The school administration and board are still working on an agreement with the Edison Township Education Association, which represents 1,585 school employees including teachers. The union, on March 29, announced a proposal in which it would accept a salary freeze next year. This would defer for one year the third year of a three-year contract, essentially making it a four-year contract. The ETEA said the freeze would create savings of nearly $3 million. Also, the ETEA would agree to implement a 1.5 percent medical contribution starting July 1, one year earlier than is required by law. This would generate another $300,000 to $400,000 in additional budgetary revenue, according to the ETEA.

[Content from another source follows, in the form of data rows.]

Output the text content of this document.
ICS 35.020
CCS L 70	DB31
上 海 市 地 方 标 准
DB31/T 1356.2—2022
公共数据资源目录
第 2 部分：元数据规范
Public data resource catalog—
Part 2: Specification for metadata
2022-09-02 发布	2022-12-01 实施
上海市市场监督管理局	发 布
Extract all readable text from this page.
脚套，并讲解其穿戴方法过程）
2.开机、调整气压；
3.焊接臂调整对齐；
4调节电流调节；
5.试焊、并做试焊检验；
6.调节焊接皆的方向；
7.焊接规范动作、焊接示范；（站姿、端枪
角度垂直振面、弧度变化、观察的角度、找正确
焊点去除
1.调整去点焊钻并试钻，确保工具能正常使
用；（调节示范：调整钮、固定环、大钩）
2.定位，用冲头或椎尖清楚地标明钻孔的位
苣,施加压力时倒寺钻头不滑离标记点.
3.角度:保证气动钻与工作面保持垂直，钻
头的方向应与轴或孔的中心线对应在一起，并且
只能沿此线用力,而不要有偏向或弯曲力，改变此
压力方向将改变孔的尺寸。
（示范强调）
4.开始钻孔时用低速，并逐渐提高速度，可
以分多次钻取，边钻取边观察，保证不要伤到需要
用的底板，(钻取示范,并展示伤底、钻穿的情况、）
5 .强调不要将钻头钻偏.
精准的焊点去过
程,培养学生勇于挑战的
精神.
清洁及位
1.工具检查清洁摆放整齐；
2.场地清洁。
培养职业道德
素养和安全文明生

The teachers union said it hoped that its proposal would result in the board bringing back many of the positions and programs proposed for cutting.
Board President David Dickinson had appointed Michaud to oversee negotiations and look over the ETEA’s proposal due to seven board members’ conflicts of interest. Board Attorney Jonathan Busch said that Gene Maeroff and Aimee Szilagyi would be the only board members who could review and negotiate the union’s proposal; however Maeroff and Szilagyi were turned away from negotiations because Dickinson said he did not “trust” the two board members due to what he said were misleading editorial letters to the newspapers.
Szilagyi and Maeroff adamantly refuted Dickinson’s comments, and many residents and employees who spoke at the March 31 meeting called his comments unprofessional, calling for differences among board members to be put aside when making decisions affecting students.
The board president said he decided only to have Michaud negotiate with the ETEA.
Michaud said he rejected the ETEA’s proposal and asked the ETEA to consider the salary freeze without conditions such as deferring the contract’s third year into the 2011-12 school year.
ETEA President Emil Ferlicchi said the union would be willing to sit down with Michaud again.
However, at the meeting, the board did vote unanimously in favor of three agreements from other unions — the Facilities, Maintenance and Management Association Inc., the Edison Public Schools Custodians and Maintenance Association, and the Edison Principals and Supervisors Association — which all announced that they would take a salary freeze for next year, saving the district approximately $300,000.